[post by Bob Gleason, executive advisor for hospital transformation for Care Logistics]
Health systems have had to focus on both the revenue and cost sides of their profit and loss statements to stay viable in today’s healthcare market. On the cost side, the biggest category is labor. Of that, the largest is nursing.
Within the nursing labor cost management arena several elements have been a common point of focus for years:
- future schedule planning (ideally based on historical trends and budget targets),
- daily reconciliation of time scheduled to actual time worked and daily staff deployment (automated scheduling systems integrated with time clock systems)
- open shift filling.
What has not been a common point of focus, but is where the final hourly staffing decisions and changes can have the ultimate impact on the bottom line, is the intersection of staffing(capacity) and demand (patient throughput).
By answering these questions you may start to see the relevance of linking daily staffing activities with patient throughput:
Patient Placement Coordinator:
- Am I ever delayed from placing patients in beds because of inadequate staffing?

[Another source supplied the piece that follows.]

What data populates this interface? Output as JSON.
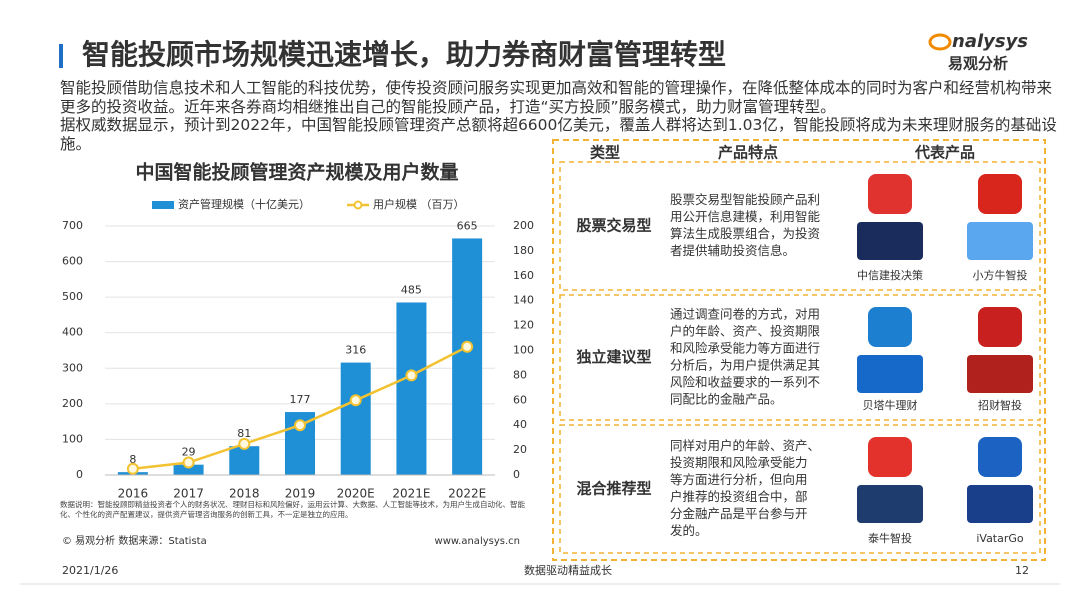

- Do I always know which unit is the best for placing a patient based on staffing capacity?
Chief Nursing Officer:
- Do some of the nursing units admit patients into beds even when staffing does not support this?
- Do I know when and how many patients are expected to be admitted to specific beds when I make daily staffing decisions like floating and calling in additional nurses?
- Has it ever occurred that one nursing unit which was overstaffed sent an RN home without me knowing, when in fact I could have floated the nurse to work on another unit (understaffed) and ended up having to call in a higher paid nurse?
- Why did I get two patient admissions this shift when the other nurse did not get any?
- Why is my patient load much heavier this shift than the other nurses?
The answers to these questions may be the reason labor costs are higher than budgeted, patient placement is delayed and staff satisfaction has been suffering.
By merging patient flow activity with the details of daily staffing adjustments across nursing units and adjusting patient assignments to nurse providers we can gain further operational efficiencies.
Here are some of the operational performance measures that can be favorably affected by a tight integration between patient throughput (demand) and staffing (capacity):
- Labor cost: specifically a decrease in high cost labor, like overtime and per diem agency
- Staff satisfaction: increased satisfaction due to having adequate staff to care for the overall number of patients on the nursing unit, as well as balanced workload among the nurses working
- Admission Order to bed assignment time: eliminating the patient flow barrier of inadequate staffing increases the efficiency of the patient placement
- Patient satisfaction: increased satisfaction due to appropriate nurse workloads and the ability to have sufficient patient bedside time for each patient.